Method: A retrospective review of the digital computed tomography (CT) database was performed. Minimum diameter of the nasolacrimal canal on axial cuts of a sinus series CT scan was measured. Sex and racial origin were recorded. All series on the database were included. Absence of axial images and pathology distorting the canal excluded a patient. This was carried out in the Department of Radiology and Ophthalmology, Greenlane Medical Centre, Auckland.

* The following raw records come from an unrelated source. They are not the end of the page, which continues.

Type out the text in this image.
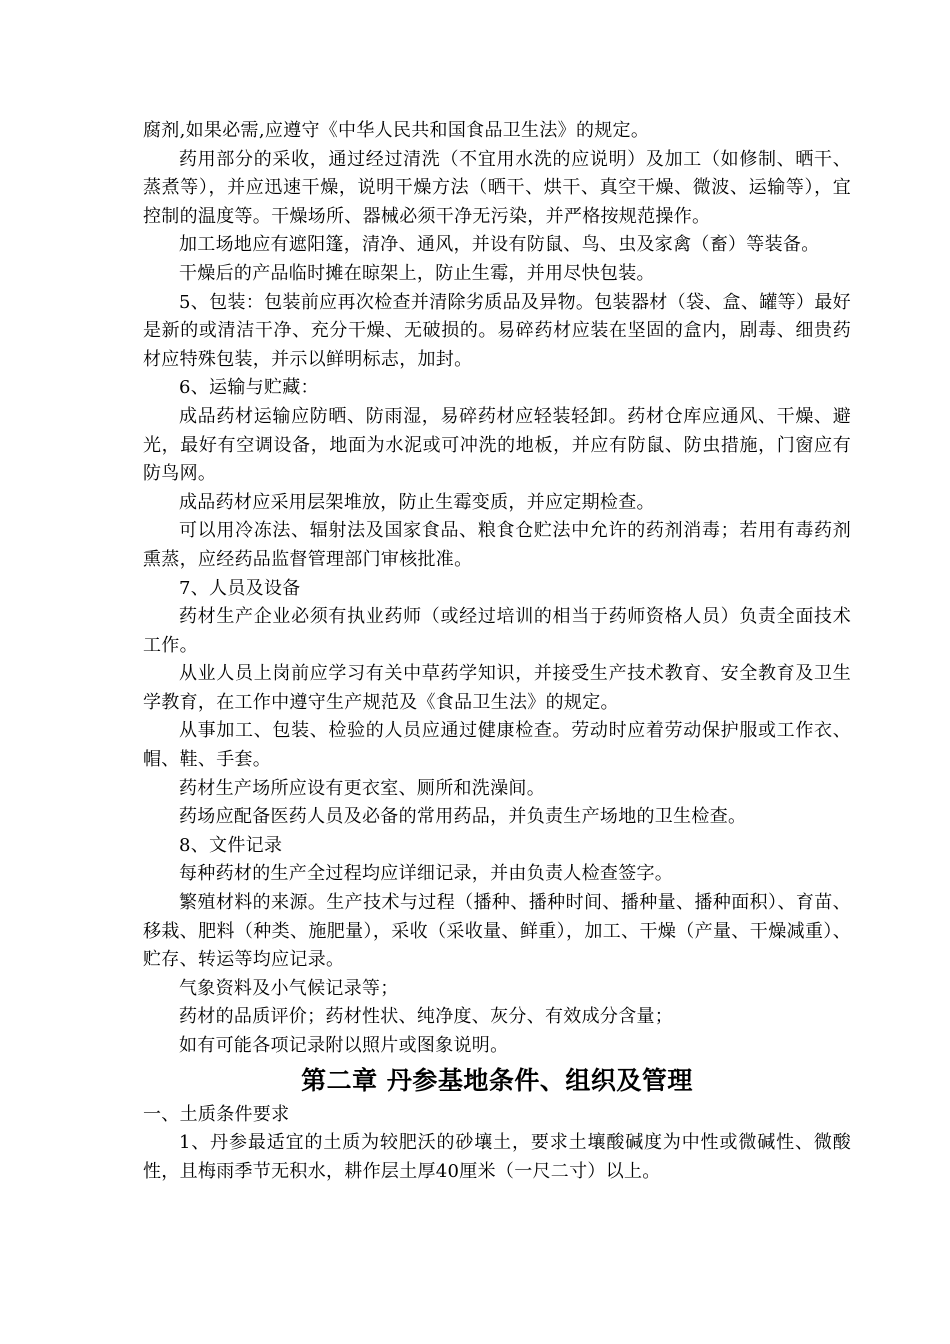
腐剂,如果必需,应遵守《中华人民共和国食品卫生法》的规定。

药用部分的采收，通过经过清洗（不宜用水洗的应说明）及加工（如修制、晒干、蒸煮等），并应迅速干燥，说明干燥方法（晒干、烘干、真空干燥、微波、运输等），宜控制的温度等。干燥场所、器械必须干净无污染，并严格按规范操作。

加工场地应有遮阳篷，清净、通风，并设有防鼠、鸟、虫及家禽（畜）等装备。

干燥后的产品临时摊在晾架上，防止生霉，并用尽快包装。

5、包装：包装前应再次检查并清除劣质品及异物。包装器材（袋、盒、罐等）最好是新的或清洁干净、充分干燥、无破损的。易碎药材应装在坚固的盒内，剧毒、细贵药材应特殊包装，并示以鲜明标志，加封。

6、运输与贮藏：

成品药材运输应防晒、防雨湿，易碎药材应轻装轻卸。药材仓库应通风、干燥、避光，最好有空调设备，地面为水泥或可冲洗的地板，并应有防鼠、防虫措施，门窗应有防鸟网。

成品药材应采用层架堆放，防止生霉变质，并应定期检查。

可以用冷冻法、辐射法及国家食品、粮食仓贮法中允许的药剂消毒；若用有毒药剂熏蒸，应经药品监督管理部门审核批准。

7、人员及设备

药材生产企业必须有执业药师（或经过培训的相当于药师资格人员）负责全面技术工作。

从业人员上岗前应学习有关中草药学知识，并接受生产技术教育、安全教育及卫生学教育，在工作中遵守生产规范及《食品卫生法》的规定。

从事加工、包装、检验的人员应通过健康检查。劳动时应着劳动保护服或工作衣、帽、鞋、手套。

药材生产场所应设有更衣室、厕所和洗澡间。

药场应配备医药人员及必备的常用药品，并负责生产场地的卫生检查。

8、文件记录

每种药材的生产全过程均应详细记录，并由负责人检查签字。

繁殖材料的来源。生产技术与过程（播种、播种时间、播种量、播种面积）、育苗、移栽、肥料（种类、施肥量），采收（采收量、鲜重），加工、干燥（产量、干燥减重）、贮存、转运等均应记录。

气象资料及小气候记录等；

药材的品质评价；药材性状、纯净度、灰分、有效成分含量；

如有可能各项记录附以照片或图象说明。

第二章 丹参基地条件、组织及管理

一、土质条件要求

1、丹参最适宜的土质为较肥沃的砂壤土，要求土壤酸碱度为中性或微碱性、微酸性，且梅雨季节无积水，耕作层土厚40厘米（一尺二寸）以上。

Results: A total of 178 CT scans were included. Men had a mean diameter of 3.9 mm (95% confidence interval [95%CI]: 3.8–4.1) versus women 3.6 mm (95%CI: 3.5–3.8) P = 0.01. Both Caucasian and New Zealand Maori had mean diameters of 3.7 mm (95%CI: 3.5–3.9) whereas Pacific People were 4.1 mm (95%CI: 3.9–4.3) P = 0.01.
Conclusions: As in other studies women had narrower canals than men. Surprisingly we found no difference between New Zealand Maori and Caucasian. Unexpected was the larger diameter in Pacific People, as they have a higher incidence of dacryocystorhinostomy surgery. PANDO is likely to be of multifactorial aetiology and nasolacrimal canal diameter may not be a significant factor. Our described method of measuring canal diameter by CT scan is comparable to a cadaver study.